Pengantar Redaksi dan Daftar Isi

Konstitusi, Reaksi Jurnal (Unknown)



Article Info

Publish Date
20 Jun 2013

Abstract

Pemilihan umum kepala daerah (pemilukada) yang dilakukan oleh rakyat secara langsung tidak bisa dinafikan telah menawarkan pesona tersendiri. Disamping dianggap telah membuka ruang bagi partisipasi rakyat dalam kehidupan politik formal dan memilih kepala daerah yang dibutuhkan, juga akan menuntut tumbuhnya kepekaan elite politik terhadap isu yang kontekstual dan akuntabilitas atas kinerja kandidat yang terpilih oleh rakyat.
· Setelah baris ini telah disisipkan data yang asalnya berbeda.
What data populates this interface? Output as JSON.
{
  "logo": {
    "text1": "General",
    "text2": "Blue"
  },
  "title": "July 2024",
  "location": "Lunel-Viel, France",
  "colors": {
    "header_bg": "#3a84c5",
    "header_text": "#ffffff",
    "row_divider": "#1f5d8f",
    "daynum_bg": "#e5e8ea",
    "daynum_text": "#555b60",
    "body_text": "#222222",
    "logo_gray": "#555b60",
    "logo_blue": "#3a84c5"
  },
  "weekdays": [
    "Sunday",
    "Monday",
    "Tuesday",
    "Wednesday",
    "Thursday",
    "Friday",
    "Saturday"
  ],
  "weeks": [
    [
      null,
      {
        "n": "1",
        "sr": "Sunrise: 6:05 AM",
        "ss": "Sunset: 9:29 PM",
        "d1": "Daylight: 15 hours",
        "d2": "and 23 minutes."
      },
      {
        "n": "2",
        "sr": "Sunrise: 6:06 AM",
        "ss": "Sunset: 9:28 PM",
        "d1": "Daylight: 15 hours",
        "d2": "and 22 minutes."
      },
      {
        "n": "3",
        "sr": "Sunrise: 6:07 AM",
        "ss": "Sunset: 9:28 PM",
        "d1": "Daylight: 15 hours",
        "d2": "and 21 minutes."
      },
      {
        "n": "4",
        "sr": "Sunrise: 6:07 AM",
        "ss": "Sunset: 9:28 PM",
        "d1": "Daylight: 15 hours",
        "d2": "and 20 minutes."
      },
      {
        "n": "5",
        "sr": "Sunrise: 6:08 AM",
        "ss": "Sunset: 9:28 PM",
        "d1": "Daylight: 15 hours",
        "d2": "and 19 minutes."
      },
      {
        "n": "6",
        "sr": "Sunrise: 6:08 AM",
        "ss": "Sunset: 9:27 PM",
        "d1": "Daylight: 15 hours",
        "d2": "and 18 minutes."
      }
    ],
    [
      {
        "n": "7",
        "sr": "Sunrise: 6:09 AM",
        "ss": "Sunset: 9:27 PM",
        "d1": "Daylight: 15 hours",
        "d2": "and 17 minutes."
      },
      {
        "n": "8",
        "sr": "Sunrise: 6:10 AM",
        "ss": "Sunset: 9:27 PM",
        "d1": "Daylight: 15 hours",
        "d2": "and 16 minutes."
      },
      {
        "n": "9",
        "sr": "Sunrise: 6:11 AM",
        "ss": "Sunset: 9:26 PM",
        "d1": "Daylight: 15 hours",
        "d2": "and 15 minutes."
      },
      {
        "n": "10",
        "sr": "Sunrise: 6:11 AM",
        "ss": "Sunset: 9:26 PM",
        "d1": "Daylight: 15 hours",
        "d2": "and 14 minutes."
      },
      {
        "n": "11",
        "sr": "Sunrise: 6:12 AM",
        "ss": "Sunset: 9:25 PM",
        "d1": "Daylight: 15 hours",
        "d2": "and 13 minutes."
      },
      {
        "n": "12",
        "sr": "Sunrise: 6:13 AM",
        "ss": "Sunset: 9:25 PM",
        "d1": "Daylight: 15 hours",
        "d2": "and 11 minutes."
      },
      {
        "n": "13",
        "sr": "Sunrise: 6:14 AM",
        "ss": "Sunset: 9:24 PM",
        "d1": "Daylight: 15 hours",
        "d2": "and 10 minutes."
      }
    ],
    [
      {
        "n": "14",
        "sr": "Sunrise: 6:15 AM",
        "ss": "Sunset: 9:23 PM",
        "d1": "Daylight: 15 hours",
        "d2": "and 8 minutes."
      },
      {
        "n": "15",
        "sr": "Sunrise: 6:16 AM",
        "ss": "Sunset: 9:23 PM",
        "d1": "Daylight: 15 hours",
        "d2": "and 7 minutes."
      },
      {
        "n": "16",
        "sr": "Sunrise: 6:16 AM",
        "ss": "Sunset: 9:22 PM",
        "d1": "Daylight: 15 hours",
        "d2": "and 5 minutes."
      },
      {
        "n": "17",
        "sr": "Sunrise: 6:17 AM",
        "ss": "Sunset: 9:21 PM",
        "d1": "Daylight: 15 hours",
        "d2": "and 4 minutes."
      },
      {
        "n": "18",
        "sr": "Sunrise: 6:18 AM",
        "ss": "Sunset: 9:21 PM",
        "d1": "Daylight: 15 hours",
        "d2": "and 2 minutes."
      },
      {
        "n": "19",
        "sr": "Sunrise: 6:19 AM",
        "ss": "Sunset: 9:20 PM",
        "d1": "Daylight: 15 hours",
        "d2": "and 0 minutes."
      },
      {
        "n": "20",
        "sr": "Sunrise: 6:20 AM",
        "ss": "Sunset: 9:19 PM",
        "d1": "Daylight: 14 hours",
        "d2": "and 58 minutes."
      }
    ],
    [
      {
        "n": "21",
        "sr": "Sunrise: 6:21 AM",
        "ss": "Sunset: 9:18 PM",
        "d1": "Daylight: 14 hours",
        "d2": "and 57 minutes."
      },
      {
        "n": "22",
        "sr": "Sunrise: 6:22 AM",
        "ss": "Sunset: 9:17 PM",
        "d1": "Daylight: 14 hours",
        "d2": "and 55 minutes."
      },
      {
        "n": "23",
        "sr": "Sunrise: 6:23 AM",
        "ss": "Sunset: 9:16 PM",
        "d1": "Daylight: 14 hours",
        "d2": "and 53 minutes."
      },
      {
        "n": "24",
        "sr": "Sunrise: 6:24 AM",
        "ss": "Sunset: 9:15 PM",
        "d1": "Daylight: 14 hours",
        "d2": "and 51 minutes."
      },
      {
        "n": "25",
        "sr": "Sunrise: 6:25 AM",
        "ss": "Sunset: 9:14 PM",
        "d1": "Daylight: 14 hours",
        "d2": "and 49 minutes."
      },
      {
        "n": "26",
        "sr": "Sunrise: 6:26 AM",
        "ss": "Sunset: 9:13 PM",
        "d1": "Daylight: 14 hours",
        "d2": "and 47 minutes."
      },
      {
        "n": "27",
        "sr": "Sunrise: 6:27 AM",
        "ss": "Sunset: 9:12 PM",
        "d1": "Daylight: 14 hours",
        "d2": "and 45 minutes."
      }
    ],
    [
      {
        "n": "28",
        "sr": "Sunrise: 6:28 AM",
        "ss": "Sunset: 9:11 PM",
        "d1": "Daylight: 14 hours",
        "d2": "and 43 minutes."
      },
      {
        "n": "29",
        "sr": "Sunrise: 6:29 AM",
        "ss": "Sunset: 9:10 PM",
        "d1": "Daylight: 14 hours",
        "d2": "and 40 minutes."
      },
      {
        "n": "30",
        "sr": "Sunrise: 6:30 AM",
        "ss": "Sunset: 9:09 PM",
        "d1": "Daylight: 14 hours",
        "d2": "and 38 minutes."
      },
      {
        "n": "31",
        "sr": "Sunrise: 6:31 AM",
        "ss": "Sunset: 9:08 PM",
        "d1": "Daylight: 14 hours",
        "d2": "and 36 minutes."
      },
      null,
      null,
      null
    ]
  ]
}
Pada saat yang sama harus diakui bahwa pemilu kepala daerah yang dilakukan dengan cara instan dan belum didukung sikap politik masyarakat yang rasional kalkulatif seperti sekarang ini sesungguhnya riskan terjerumus ke dalam situasi yang kontraproduktif. Pelaksanaan pemilu kada di berbagai daerah di satu sisi terbukti berpotensi memicu terjadinya konflik horizontal yang makin terbuka, baik atas dasar perbedaan adeologi, kepentingan, maupun identitas sosial politik yang lain. Di sisi lain, sekalipun tak jarang pemilu kepala daerah yang telah berlangsung dengan sukses, ternyata juga tidak ada jaminan bahwa pemimpin daerah yang terpilih kemudian terbukti mampu mendongkrak kinerja pembangunan secara signifikan. Berdasarkan berbagai implikasi negatif plus alasannya bersifat teknis, pemilu kepala daerah secara langsung yang memakan biaya besar dan tidak efisien telah memunculkan wacana pergantian sistem pemilihan umum kepala daerah langsung dengan memakai sistem tak langsung, seperti pemilihan oleh DPRD (usulan PBNU) atau pengangkatan gubernur oleh presiden (rekomendasi Lemhannas).